Fixed-satellite service (FSS, or fixed-satellite radiocommunication service) is – according to article 1.21 of the International Telecommunication Union's (ITU) Radio Regulations (RR) – defined as A radiocommunication service between earth stations at given positions, when one or more satellites are used; the given position may be a specified fixed point or any fixed point within specified areas; in some cases this service includes satellite-to-satellite links, which may also be operated in the inter-satellite service; the fixed-satellite service may also include feeder links for other space radiocommunication services.

==Classification==
This radiocommunication service is classified in accordance with ITU Radio Regulations (article 1) as follows:

Fixed service (article 1.20)
- Fixed-satellite service (article 1.21)
- Inter-satellite service (article 1.22)
- Earth exploration-satellite service (article 1.51)
  - Meteorological-satellite service (article 1.52)

==Frequency allocation==
The allocation of radio frequencies is provided according to Article 5 of the ITU Radio Regulations (most recent version, Edition of 2020).

In order to improve harmonisation in spectrum utilisation, the majority of service-allocations stipulated in this document were incorporated in national Tables of Frequency Allocations and Utilisations which is within the responsibility of the appropriate national administration.

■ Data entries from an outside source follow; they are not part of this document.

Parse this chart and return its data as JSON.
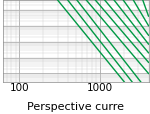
{
  "title": "",
  "xlabel": "Perspective curre",
  "ylabel": "",
  "xlim": [
    63,
    4000
  ],
  "ylim": [
    0.003,
    400.0
  ],
  "x_ticks": [
    100,
    1000
  ],
  "background_color": "#ffffff",
  "grid_major_color": "#999999",
  "grid_minor_color": "#cccccc",
  "line_color": "#009944",
  "line_width": 1.0,
  "curves": [
    {
      "x": [
        300,
        2000
      ],
      "y": [
        400.0,
        0.003
      ]
    },
    {
      "x": [
        400,
        2500
      ],
      "y": [
        400.0,
        0.003
      ]
    },
    {
      "x": [
        520,
        3200
      ],
      "y": [
        400.0,
        0.003
      ]
    },
    {
      "x": [
        680,
        4000
      ],
      "y": [
        400.0,
        0.01
      ]
    },
    {
      "x": [
        880,
        4000
      ],
      "y": [
        400.0,
        0.05
      ]
    },
    {
      "x": [
        1150,
        4000
      ],
      "y": [
        400.0,
        0.2
      ]
    },
    {
      "x": [
        1500,
        4000
      ],
      "y": [
        400.0,
        0.7
      ]
    },
    {
      "x": [
        1950,
        4000
      ],
      "y": [
        400.0,
        2.5
      ]
    },
    {
      "x": [
        2600,
        4000
      ],
      "y": [
        400.0,
        10.0
      ]
    },
    {
      "x": [
        3400,
        4000
      ],
      "y": [
        400.0,
        40.0
      ]
    }
  ],
  "xlabel_fontsize": 8,
  "tick_fontsize": 7.5
}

The allocation might be primary, secondary, exclusive, and shared.
- primary allocation: is indicated by writing in capital letters (see example below)
- secondary allocation: is indicated by small letters
- exclusive or shared utilization: is within the responsibility of administrations

- Example of frequency allocation

Allocation to services
| Region 1 | Region 2 | Region 3 |
14–14.25 GHz FIXED-SATELLITE (Earth-to-space) RADIONAVIGATION Mobile-satellite (Earth-to-space) Space research
14.25–14.3 FIXED-SATELLITE (Earth-to-space) RADIONAVIGATION Mobile-satellite (Earth-to-space) Space research

== Use in North America==
FSS – is as well the official classification (used chiefly in North America) for geostationary communications satellites that provide broadcast feeds to television stations, radio stations and broadcast networks. FSSs also transmit information for telephony, telecommunications, and data communications.